Tulsa Race Massacre survivors and the descendants of victims have asked the U.S. Justice Department to intervene in the city’s search for mass graves.
Justice for Greenwood, a foundation representing three known massacre survivors, as well as descendants, historians and activists, sent a letter Friday to formally request that the Justice Department open an investigation under the
Emmett Till Unsolved Civil Rights Crime Act to determine what happened during the century-old massacre, one of the worst incidents of racial violence in U.S. history.
The devastation of the Tulsa Race Massacre
The request comes weeks after
the city reburied remains that were exhumed from a mass grave discovered in a city-owned cemetery. Still undetermined: whether the mass grave in Oaklawn Cemetery is connected to the 1921 rampage that left as many as 300 Black people dead and the all-Black neighborhood of Greenwood in ruins.
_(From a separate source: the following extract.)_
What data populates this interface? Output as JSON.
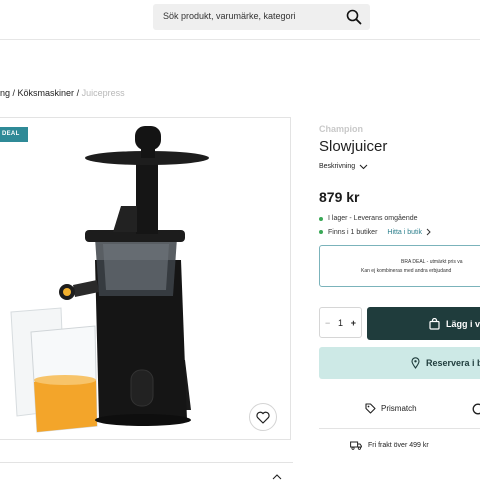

Tulsa officials reinterred the remains over the objections of massacre survivors, descendants of victims and members of the 1921 Mass Graves Oversight Committee, which voted to delay the reburial of the remains until the city had completed its investigation.
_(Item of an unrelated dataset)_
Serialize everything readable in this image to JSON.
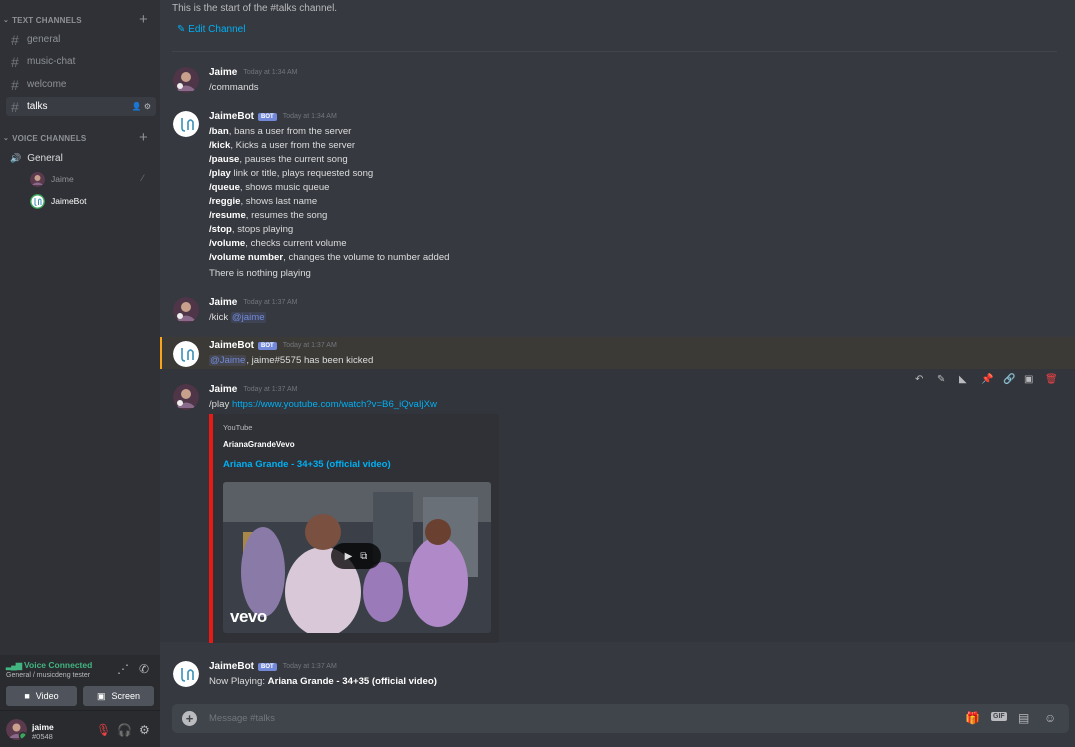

Damario Solomon-Simmons, the lead attorney in
a lawsuit filed in 2020 by massacre survivors and descendants demanding that the city “repair the damage” caused by the attack, said Tulsa has a conflict of interest in investigating the massacre.
“There are innumerable reasons why the Department of Justice should intervene in this case,” attorneys wrote in the request letter. “First, the City perpetrated the massacre and then led the cover up of the massacre for 75 years. Over the last 20 years and currently, the City’s official position is they are not responsible for the horrendous loss of life, land, or livelihood that they caused.”
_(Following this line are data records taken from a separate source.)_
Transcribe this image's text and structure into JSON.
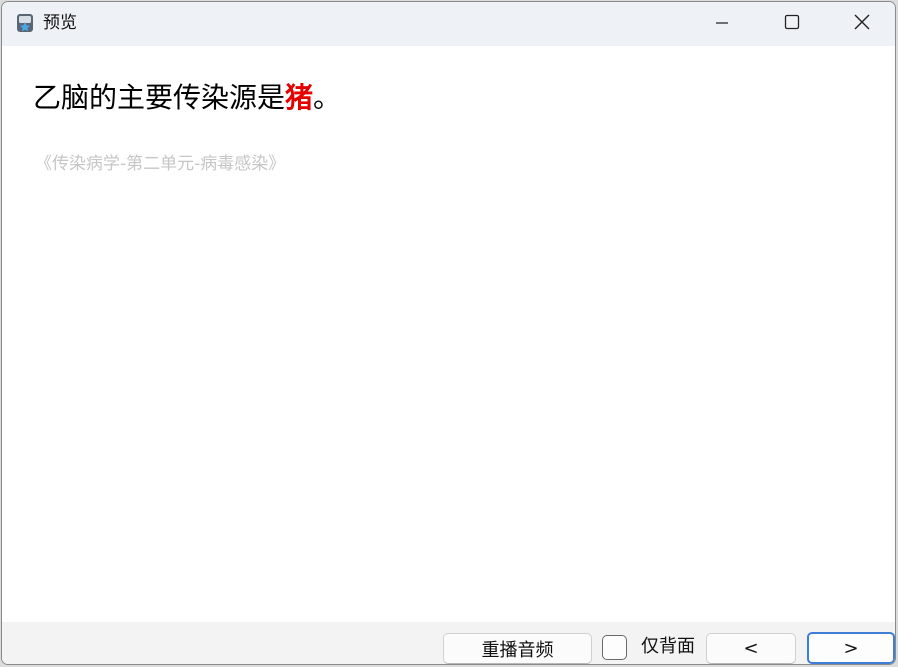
{
  "window": {
    "title": "预览",
    "icon": "star-app-icon"
  },
  "titlebar_controls": {
    "minimize_icon": "minimize-icon",
    "maximize_icon": "maximize-icon",
    "close_icon": "close-icon"
  },
  "card": {
    "question_prefix": "乙脑的主要传染源是",
    "answer": "猪",
    "question_suffix": "。",
    "answer_color": "#e50000",
    "source": "《传染病学-第二单元-病毒感染》"
  },
  "footer": {
    "replay_label": "重播音频",
    "back_only_label": "仅背面",
    "back_only_checked": false,
    "prev_label": "<",
    "next_label": ">"
  }
}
The attorneys questioned whether the city could “be trusted to handle this mass grave search with integrity” and accountability. “The known and suspected mass grave sites are crime scenes," the letter said. "As such, these crime scenes should not be investigated by the very perpetrator(s) of the crime, let alone entities we know have failed to adequately investigate and prosecute those responsible for the crimes.”
Tulsa officials declined to comment on the request for the Justice Department’s intervention, citing pending litigation, city Communications Director Michelle Brooks said.
“The Department has received the request filed by descendants of the Tulsa race massacre and we are reviewing it,” a Justice Department spokeswoman said.
Tulsa just commemorated the 100th anniversary of the massacre, which happened when a White mob descended on the all-Black neighborhood of Greenwood on May 31, 1921, and destroyed it. Thirty-five square blocks were burned and more than 10,000 Black people were left without homes. Massacre eyewitnesses and survivors reported seeing bodies of Black people thrown into mass graves, into the Arkansas River or loaded onto trucks or trains, making a tally of the fatalities difficult.
No White person was charged in the massacre, and insurance claims filed by Black homeowners and business owners were rejected. For decades, there was silence about what happened.
In 2018,
Tulsa Mayor G.T. Bynum (R) reopened the investigation into whether there are mass graves after
a Washington Post story detailed unresolved questions from an earlier inquiry, which did not include a search.
In October, remains of possible victims were discovered in a section of the cemetery scientists called
the “Original 18” site. It is located near the graves of Reuben Everett and Eddie Lockard. The tombstones of Everett and Lockard, which say they died on June 1, 1921, are the only known marked graves of massacre victims in the cemetery.
In July, scientists announced they discovered as many as 35 coffins in the unmarked mass grave, which also included steps carved into the wall of the pit, an indication that it contains perhaps dozens of coffins.
The letter requesting the Justice Department intervention was signed by the three known living massacre survivors — Lessie Benningfield Randle, 106,
Viola Ford Fletcher, 107 and Hughes Van Ellis, 100. It was also signed by city and state officials in Oklahoma, Tulsa City Councilor Vanessa Hall-Harper, State Rep. Regina Goodwin (D-Tulsa), and several prominent leaders of human rights and civil rights organizations, including Bryan Stevenson, founder of the Equal Justice Initiative; Angela Rye, CEO of IMPACT Strategies; Damon T. Hewitt, president of the Lawyers’ Committee for Civil Rights Under Law; and Nicole M. Austin-Hillery, executive director of the U.S. program at Human Rights Watch.
“We are deeply disturbed and alarmed by the possibility that some of the bodies recently found could be those of the same people we saw in the street in the wake of the Massacre, who were senselessly and violently murdered,” the massacre survivors said in a statement.